Il savait bien qu'il avait gardé de ça quelque part. C'était un contre-poison à base d'écorce de wiggentree, d'huile de ricin et d'extrait de Ravegourde.
— Oui, tenez, buvez ça, Potter, et vous devriez aller mieux ensuite. Vous avez dit que vous feriez n'importe quoi pour moi, non ? Alors, buvez.
Severus s'approcha d'Harry et il lui tendit une fiole qui contenait un liquide rose. Leurs doigts se frôlèrent et le regard du jeune sorcier se perdit dans celui de son aîné.
— Vos yeux sont comme une galaxie... on voudrait s'y perdre...
— Oui, oui, j'ai compris, maintenant, buvez.
Il poussa la fiole vers les lèvres de son ancien étudiant, quand soudainement Potter le repoussa gentiment. Son visage reprit une expression tout à fait normale d'un seul coup, prenant Snape au total dépourvu.
— Je ne pense pas que ce sera nécessaire, Severus.
— Mais... la potion, vous l'avez bu, Potter, je vous ai vu et il est impensable que je puisse l'avoir raté, alors comment est-ce possible... ?
— Je voulais vous prouver les effets dévastateurs de cette potion, expliqua l'Auror, histoire de vous donner une petite leçon. N'êtes-vous pas sans savoir que les philtres d'amour son inutiles sur les êtres qui éprouvent déjà des sentiments l'un pour l'autre ? Je l'ai su en respirant son parfum. La réserve de potions de Poudlard, les vieux livres... je ne connais pas beaucoup de personnes qui correspondent à cette odeur. J'ai tout de suite su que boire l'Amortentia serait sans danger pour moi.

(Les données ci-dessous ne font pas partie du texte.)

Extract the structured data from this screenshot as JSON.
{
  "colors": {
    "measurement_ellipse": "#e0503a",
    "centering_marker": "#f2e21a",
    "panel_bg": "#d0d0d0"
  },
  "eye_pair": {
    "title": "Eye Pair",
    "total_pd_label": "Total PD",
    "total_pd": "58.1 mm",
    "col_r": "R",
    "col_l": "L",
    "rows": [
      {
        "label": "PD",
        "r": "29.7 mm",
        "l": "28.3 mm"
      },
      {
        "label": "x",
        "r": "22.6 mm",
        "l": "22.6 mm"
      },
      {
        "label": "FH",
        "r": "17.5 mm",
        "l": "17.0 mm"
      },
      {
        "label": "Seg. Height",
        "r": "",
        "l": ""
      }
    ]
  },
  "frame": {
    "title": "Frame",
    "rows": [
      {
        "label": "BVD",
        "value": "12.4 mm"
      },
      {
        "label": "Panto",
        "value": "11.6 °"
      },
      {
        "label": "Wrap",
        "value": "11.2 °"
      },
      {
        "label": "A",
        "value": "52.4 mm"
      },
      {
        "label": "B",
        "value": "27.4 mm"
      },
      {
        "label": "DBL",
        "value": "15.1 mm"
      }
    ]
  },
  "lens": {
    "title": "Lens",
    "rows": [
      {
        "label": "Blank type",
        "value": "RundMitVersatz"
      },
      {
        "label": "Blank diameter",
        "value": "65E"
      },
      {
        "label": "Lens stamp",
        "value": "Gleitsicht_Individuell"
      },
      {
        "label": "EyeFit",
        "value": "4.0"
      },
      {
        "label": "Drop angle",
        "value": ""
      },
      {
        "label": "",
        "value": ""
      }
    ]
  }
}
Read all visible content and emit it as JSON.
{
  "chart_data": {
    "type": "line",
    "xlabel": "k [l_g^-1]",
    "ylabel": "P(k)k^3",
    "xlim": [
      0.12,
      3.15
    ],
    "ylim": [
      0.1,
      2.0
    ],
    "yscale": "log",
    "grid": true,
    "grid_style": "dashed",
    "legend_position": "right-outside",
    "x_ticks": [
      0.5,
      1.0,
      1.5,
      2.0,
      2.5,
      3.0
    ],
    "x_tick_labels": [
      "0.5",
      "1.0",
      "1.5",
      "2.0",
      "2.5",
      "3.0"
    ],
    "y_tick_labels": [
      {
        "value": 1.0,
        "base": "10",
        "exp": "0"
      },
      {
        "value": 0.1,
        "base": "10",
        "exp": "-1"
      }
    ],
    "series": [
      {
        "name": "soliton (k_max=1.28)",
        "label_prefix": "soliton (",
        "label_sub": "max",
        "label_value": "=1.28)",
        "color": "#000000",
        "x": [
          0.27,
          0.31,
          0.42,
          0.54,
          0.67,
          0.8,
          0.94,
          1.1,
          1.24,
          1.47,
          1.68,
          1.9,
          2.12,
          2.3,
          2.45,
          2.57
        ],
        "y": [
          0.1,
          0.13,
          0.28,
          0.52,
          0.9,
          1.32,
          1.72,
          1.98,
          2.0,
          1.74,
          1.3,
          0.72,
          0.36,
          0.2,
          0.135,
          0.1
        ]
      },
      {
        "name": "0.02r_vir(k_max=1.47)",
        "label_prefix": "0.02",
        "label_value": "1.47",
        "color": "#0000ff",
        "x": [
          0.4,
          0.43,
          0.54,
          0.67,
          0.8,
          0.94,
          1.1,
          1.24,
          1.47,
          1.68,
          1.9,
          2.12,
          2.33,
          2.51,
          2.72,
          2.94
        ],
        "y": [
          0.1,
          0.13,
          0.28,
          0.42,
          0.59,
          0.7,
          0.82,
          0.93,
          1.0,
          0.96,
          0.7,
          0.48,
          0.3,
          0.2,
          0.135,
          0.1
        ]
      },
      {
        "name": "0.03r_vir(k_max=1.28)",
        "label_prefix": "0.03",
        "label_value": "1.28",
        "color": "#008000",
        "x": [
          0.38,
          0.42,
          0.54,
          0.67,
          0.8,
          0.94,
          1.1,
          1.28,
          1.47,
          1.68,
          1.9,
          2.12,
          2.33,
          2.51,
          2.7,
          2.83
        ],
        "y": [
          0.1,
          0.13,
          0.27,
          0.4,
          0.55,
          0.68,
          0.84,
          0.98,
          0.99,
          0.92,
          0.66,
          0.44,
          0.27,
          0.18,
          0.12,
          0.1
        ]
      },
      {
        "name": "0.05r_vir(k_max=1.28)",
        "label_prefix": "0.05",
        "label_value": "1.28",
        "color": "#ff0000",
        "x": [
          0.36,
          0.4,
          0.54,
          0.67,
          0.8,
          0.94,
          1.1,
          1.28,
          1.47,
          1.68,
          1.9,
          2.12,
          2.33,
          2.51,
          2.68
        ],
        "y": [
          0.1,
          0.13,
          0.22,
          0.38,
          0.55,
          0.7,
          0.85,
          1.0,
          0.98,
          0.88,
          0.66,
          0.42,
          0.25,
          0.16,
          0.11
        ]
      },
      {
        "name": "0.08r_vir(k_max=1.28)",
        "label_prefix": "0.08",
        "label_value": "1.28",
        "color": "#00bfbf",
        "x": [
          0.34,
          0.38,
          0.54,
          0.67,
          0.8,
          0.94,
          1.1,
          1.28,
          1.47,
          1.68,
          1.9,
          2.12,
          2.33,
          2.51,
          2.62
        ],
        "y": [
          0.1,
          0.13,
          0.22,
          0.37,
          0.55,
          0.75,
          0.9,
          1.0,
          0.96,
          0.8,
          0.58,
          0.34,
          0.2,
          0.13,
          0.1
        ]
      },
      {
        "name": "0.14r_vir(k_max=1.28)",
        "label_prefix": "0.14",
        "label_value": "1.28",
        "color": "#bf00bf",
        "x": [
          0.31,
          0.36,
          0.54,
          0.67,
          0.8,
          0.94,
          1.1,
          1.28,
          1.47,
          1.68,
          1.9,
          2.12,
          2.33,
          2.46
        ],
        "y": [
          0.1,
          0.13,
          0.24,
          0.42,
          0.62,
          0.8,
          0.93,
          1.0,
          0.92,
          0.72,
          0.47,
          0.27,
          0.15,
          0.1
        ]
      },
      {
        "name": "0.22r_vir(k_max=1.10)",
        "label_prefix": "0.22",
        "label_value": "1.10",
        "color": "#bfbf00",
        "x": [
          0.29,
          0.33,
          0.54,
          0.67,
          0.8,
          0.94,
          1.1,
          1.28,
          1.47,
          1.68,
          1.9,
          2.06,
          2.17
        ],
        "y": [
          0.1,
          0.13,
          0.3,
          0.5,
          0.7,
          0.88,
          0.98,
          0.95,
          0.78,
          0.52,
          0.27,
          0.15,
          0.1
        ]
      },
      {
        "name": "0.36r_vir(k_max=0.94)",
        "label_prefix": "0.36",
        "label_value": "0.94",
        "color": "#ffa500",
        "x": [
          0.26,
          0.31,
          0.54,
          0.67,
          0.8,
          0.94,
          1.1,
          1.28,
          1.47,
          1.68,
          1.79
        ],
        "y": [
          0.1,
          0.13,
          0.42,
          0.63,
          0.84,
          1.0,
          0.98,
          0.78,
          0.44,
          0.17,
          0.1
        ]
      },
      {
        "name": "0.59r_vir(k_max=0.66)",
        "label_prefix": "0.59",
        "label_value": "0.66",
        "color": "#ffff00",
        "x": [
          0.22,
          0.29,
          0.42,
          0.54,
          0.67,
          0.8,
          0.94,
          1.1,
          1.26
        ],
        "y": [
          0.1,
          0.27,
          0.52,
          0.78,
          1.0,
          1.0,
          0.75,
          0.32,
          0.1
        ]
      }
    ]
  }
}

Il se savait jaloux et possessif envers Severus, mais quand il avait reniflé l'Amortentia, il avait compris que c'était sans doute plus que ça. Dans sa jeunesse, il avait toujours eu du mal à approcher les filles. Après avoir acquis son immense popularité dans le monde sorcier, il s'était juré que ça ne se reproduirait plus jamais. Dorénavant, il foncerait et ne se voilerait plus jamais la face sur ce qui concernait ses sentiments. Severus était sans doute plus difficile d'approche que toutes ses précédentes conquêtes réunies, mais ça en valait le coup.
D'ailleurs, les révélations très franches de Potter laissèrent son aîné bouche-bée, muet de stupeur. Harry se décida à l'achever d'une question :
— Et vous, Severus, est-ce que boire la potion aurait aussi été sans danger pour vous ? Pour une fois, soyez honnête. Pas juste envers moi, mais aussi envers vous-même.